И ведь я принуждена была похваливать Василья Павлыча и даже улыбаться.

Бррр!

В начале двенадцатого явился и сам Василий Павлыч. Какое во мне чувство было, я описать не умею! Вот кабы там мне дали в руки карандаш или перо, я бы выразила. А теперь не то. И противно мне было смотреть на этого человека, и… (я должна в этом признаться) в то же время я чувствовала связь между ним и мною. Это не нервы и не воображение, а сущая истина. Я бы от всего сердца желала забыть даже про его особу или, по крайней мере, чувствовать к нему полнейшее презрение. Но у меня этого не выходило. Я волновалась, но не могла уйти, избавиться от неловкого положения, в которое он меня поставил. И эта неловкость была особенная. Чувство вроде того, когда с кем-нибудь из своих повздоришь и дуешься, зная, что все-таки кончится это мировой и подчинишься тому, чему быть следует.

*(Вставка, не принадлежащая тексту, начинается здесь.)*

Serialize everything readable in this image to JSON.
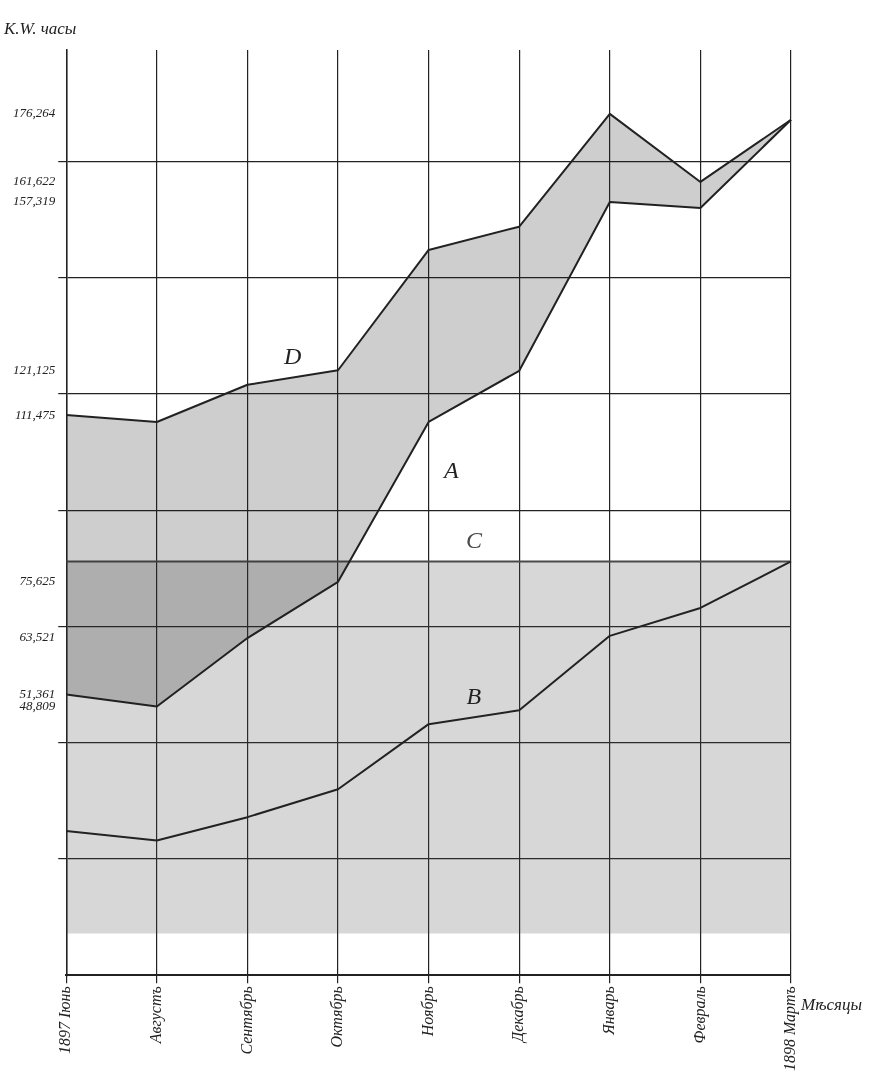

Он вел себя, конечно, прилично. Раскланялся со мной без всякой аффектации, обращался ко мне несколько раз в общем разговоре, — словом, необыкновенно умно. Лучшего я ничего требовать не могла.

Мы выходили вместе. Как-то уж так случилось… Он молчал. А я сделала глупость, не вытерпела, прошептала ему:

— Вы вели себя хорошо, благодарю.

Ну, зачем я это сказала?

Он и без меня знает: что значит вести себя с тактом.